Response of Basil Growth and Morphology to Light Intensity and Spectrum in a Vertical Farm

Dorthe H Larsen; Ernst J Woltering; Celine C S Nicole; Leo F M Marcelis

doi:10.3389/fpls.2020.597906

Response of Basil Growth and Morphology to Light Intensity and Spectrum in a Vertical Farm

Front Plant Sci. 2020 Dec 4:11:597906. doi: 10.3389/fpls.2020.597906. eCollection 2020.

Authors

Dorthe H Larsen¹, Ernst J Woltering^{1

2}, Celine C S Nicole³, Leo F M Marcelis¹

Affiliations

¹ Horticulture and Product Physiology, Department of Plant Sciences, Wageningen University & Research, Wageningen, Netherlands.
² Postharvest Technology, Wageningen Food and Biobased Research, Wageningen University & Research, Wageningen, Netherlands.
³ Signify, Eindhoven, Netherlands.

Abstract

Vertical farming is becoming increasingly popular for production of leafy vegetables and herbs, with basil (Ocimum basilicum L.) as one of the most popular herbs.

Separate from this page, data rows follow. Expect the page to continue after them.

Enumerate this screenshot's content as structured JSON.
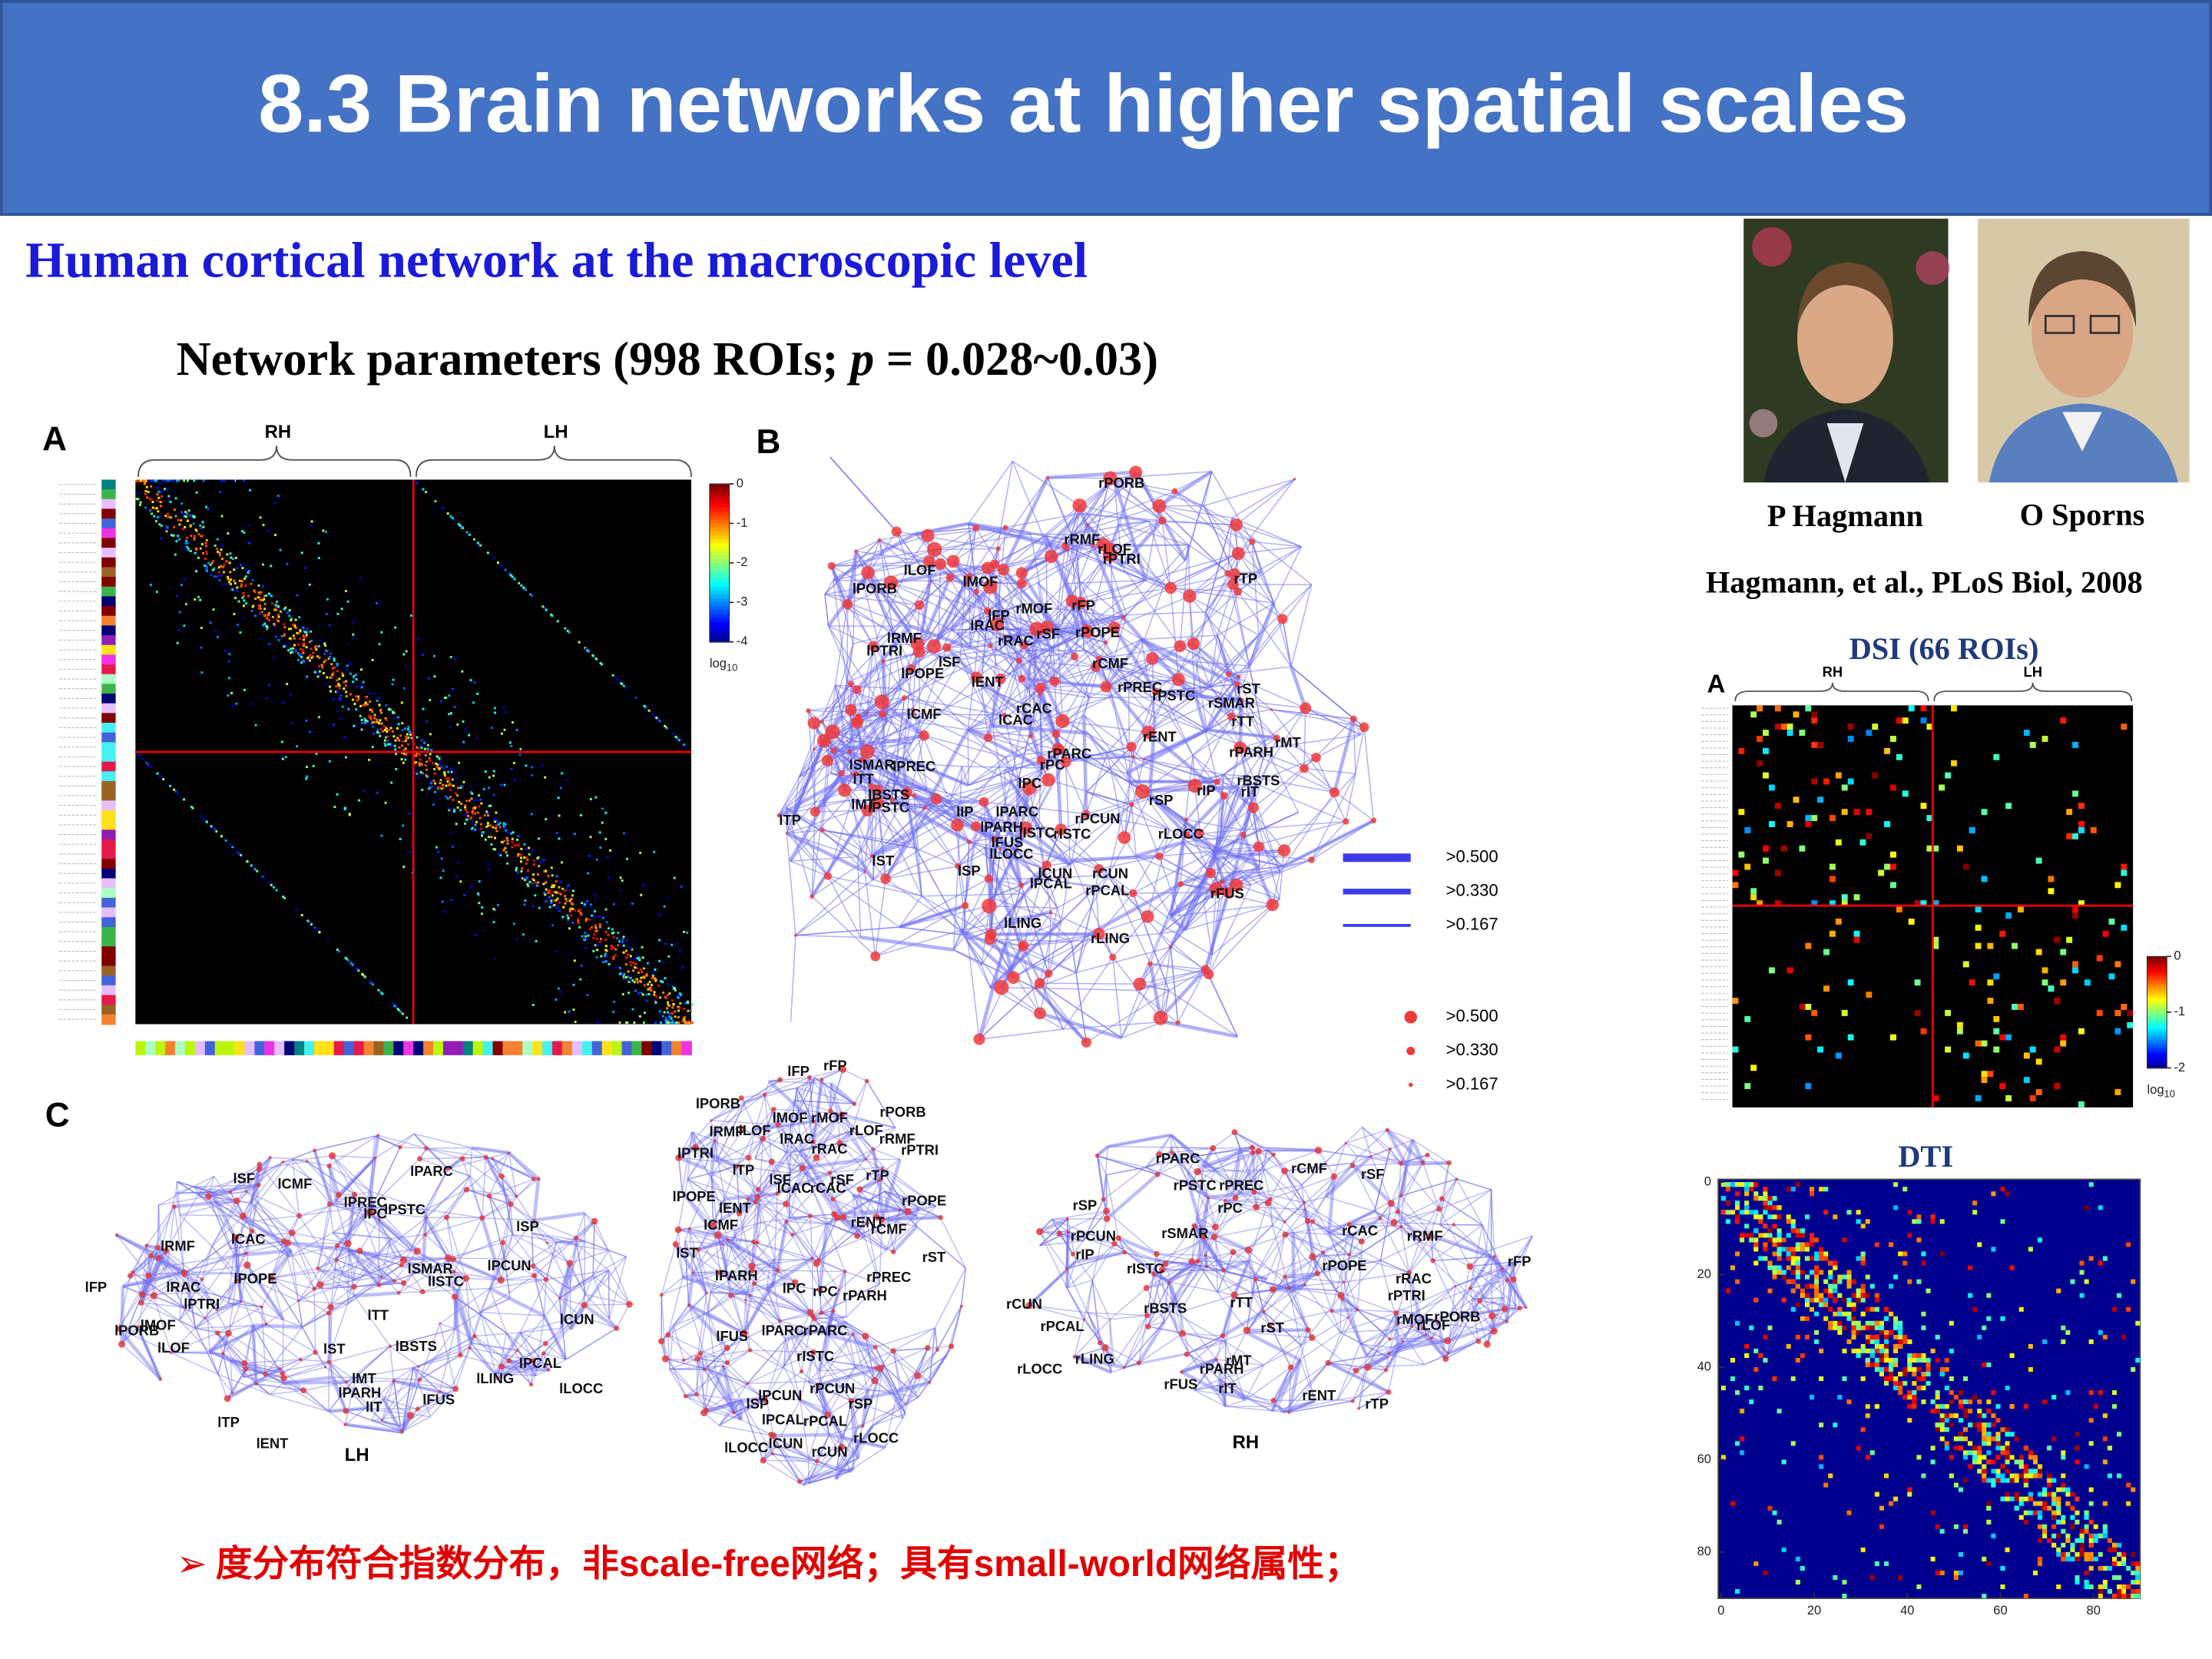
{
  "header": {
    "title": "8.3 Brain networks at higher spatial scales"
  },
  "heading": "Human cortical network at the macroscopic level",
  "subheading": {
    "before": "Network parameters (998 ROIs; ",
    "italic": "p",
    "after": " = 0.028~0.03)"
  },
  "photos": {
    "captions": [
      "P Hagmann",
      "O Sporns"
    ],
    "citation": "Hagmann, et al., PLoS Biol, 2008"
  },
  "figure": {
    "panel_a": {
      "letter": "A",
      "hemispheres": [
        "RH",
        "LH"
      ],
      "colorbar": {
        "lim": [
          -4,
          0
        ],
        "ticks": [
          0,
          -1,
          -2,
          -3,
          -4
        ],
        "unit": "log",
        "unit_sub": "10"
      }
    },
    "panel_b": {
      "letter": "B",
      "labels": [
        "rPORB",
        "rRMF",
        "rLOF",
        "rPTRI",
        "lLOF",
        "lMOF",
        "lPORB",
        "rTP",
        "lFP",
        "rMOF",
        "rFP",
        "lRAC",
        "rSF",
        "rRAC",
        "rPOPE",
        "lRMF",
        "lPTRI",
        "lSF",
        "lPOPE",
        "lENT",
        "rCMF",
        "rPREC",
        "rPSTC",
        "rST",
        "rSMAR",
        "rTT",
        "rCAC",
        "lCAC",
        "lCMF",
        "rENT",
        "rMT",
        "rPARH",
        "rPARC",
        "rPC",
        "lSMAR",
        "lPREC",
        "lTT",
        "lPC",
        "rBSTS",
        "rIT",
        "lBSTS",
        "lMT",
        "lPSTC",
        "rIP",
        "rSP",
        "lTP",
        "lIP",
        "lPARC",
        "rPCUN",
        "lPARH",
        "lISTC",
        "rISTC",
        "lFUS",
        "rLOCC",
        "lLOCC",
        "lST",
        "lSP",
        "lCUN",
        "rCUN",
        "lPCAL",
        "rPCAL",
        "rFUS",
        "lLING",
        "rLING"
      ],
      "edge_legend": [
        ">0.500",
        ">0.330",
        ">0.167"
      ],
      "node_legend": [
        ">0.500",
        ">0.330",
        ">0.167"
      ]
    },
    "panel_c": {
      "letter": "C",
      "left_labels": [
        "lSF",
        "lCMF",
        "lPARC",
        "lPREC",
        "lPC",
        "lPSTC",
        "lSP",
        "lCAC",
        "lRMF",
        "lSMAR",
        "lISTC",
        "lPCUN",
        "lRAC",
        "lPOPE",
        "lPTRI",
        "lFP",
        "lTT",
        "lCUN",
        "lPORB",
        "lMOF",
        "lBSTS",
        "lST",
        "lLOF",
        "lPCAL",
        "lMT",
        "lLING",
        "lPARH",
        "lFUS",
        "lIT",
        "lLOCC",
        "lTP",
        "lENT"
      ],
      "left_caption": "LH",
      "middle_labels": [
        "lFP",
        "rFP",
        "lPORB",
        "rPORB",
        "lMOF",
        "rMOF",
        "lRMF",
        "lLOF",
        "rLOF",
        "lRAC",
        "rRMF",
        "rRAC",
        "lPTRI",
        "rPTRI",
        "lTP",
        "lSF",
        "rSF",
        "rTP",
        "lCAC",
        "rCAC",
        "lPOPE",
        "rPOPE",
        "lENT",
        "lCMF",
        "rENT",
        "rCMF",
        "lST",
        "rST",
        "lPARH",
        "lPC",
        "rPC",
        "rPARH",
        "rPREC",
        "lFUS",
        "lPARC",
        "rPARC",
        "rISTC",
        "lPCUN",
        "rPCUN",
        "lSP",
        "rSP",
        "lPCAL",
        "rPCAL",
        "lLOCC",
        "lCUN",
        "rCUN",
        "rLOCC"
      ],
      "right_labels": [
        "rPARC",
        "rPSTC",
        "rPREC",
        "rCMF",
        "rSF",
        "rPC",
        "rSP",
        "rSMAR",
        "rCAC",
        "rRMF",
        "rPCUN",
        "rIP",
        "rISTC",
        "rFP",
        "rPOPE",
        "rRAC",
        "rPTRI",
        "rCUN",
        "rBSTS",
        "rTT",
        "rMOF",
        "rLOF",
        "rPORB",
        "rPCAL",
        "rST",
        "rLOCC",
        "rLING",
        "rMT",
        "rPARH",
        "rFUS",
        "rIT",
        "rENT",
        "rTP"
      ],
      "right_caption": "RH"
    }
  },
  "dsi": {
    "title": "DSI (66 ROIs)",
    "letter": "A",
    "hemispheres": [
      "RH",
      "LH"
    ],
    "colorbar": {
      "lim": [
        -2,
        0
      ],
      "ticks": [
        0,
        -1,
        -2
      ],
      "unit": "log",
      "unit_sub": "10"
    }
  },
  "dti": {
    "title": "DTI",
    "xlim": [
      0,
      90
    ],
    "xticks": [
      0,
      20,
      40,
      60,
      80
    ],
    "ylim": [
      0,
      90
    ],
    "yticks": [
      0,
      20,
      40,
      60,
      80
    ]
  },
  "footer": {
    "bullet": "➢",
    "text": "度分布符合指数分布，非scale-free网络；具有small-world网络属性；"
  }
}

In basil most research has focused on increasing secondary metabolites with light spectra. However, knowledge about the effect of light intensity (photosynthetic photon flux density, PPFD) and spectra on growth and morphology is key for optimizing quality at harvest. The impact of PPFD and spectrum on plant growth and development is species dependent and currently few studies in basil are available. Understanding the response to End-Of-Production (EOP) light of growth and morphology is important for successful vertical farming. We performed a comprehensive series of experiments, where the effects of EOP PPFD, fraction of blue and their interaction on the growth and morphology were analyzed in two green and one purple basil cultivar. In addition, the impact of different EOP intensities and duration of far-red were investigated. We found that increasing the PPFD increased fresh mass, dry matter content and plant height in all three cultivars. The responses were linear or quadratic depending on the cultivar. A high fraction of blue (>90%) increased plant height and decreased the dry mass partitioning to the leaves. The only interaction found between the fraction of blue and overall PPFD was on plant height in the green cultivar whereas other growth parameters and morphology responded stronger to PPFD than to the fraction of blue light. Plant dry matter production was increased with the addition of far-red. Far-red EOP intensity treatments enhanced the fraction of dry mass partitioned to the leaves, whereas a prolonged far-red treatment enhanced partitioning to the stem. Both plant fresh mass and dry matter content were improved by applying high PPFD shortly before harvest. Light spectra were found to be of less importance than PPFD with respect to plant dry matter content. Light use efficiency (LUE) based on fresh mass decreased with increasing PPFD whereas LUE based on dry mass increased with increasing PPFD, when given as EOP treatments. The overall physiological mechanisms of the light intensity and spectral effects are discussed.

Keywords: LED; basil; blue light; far-red light; photosynthetic photon flux density; spectra; vertical farming.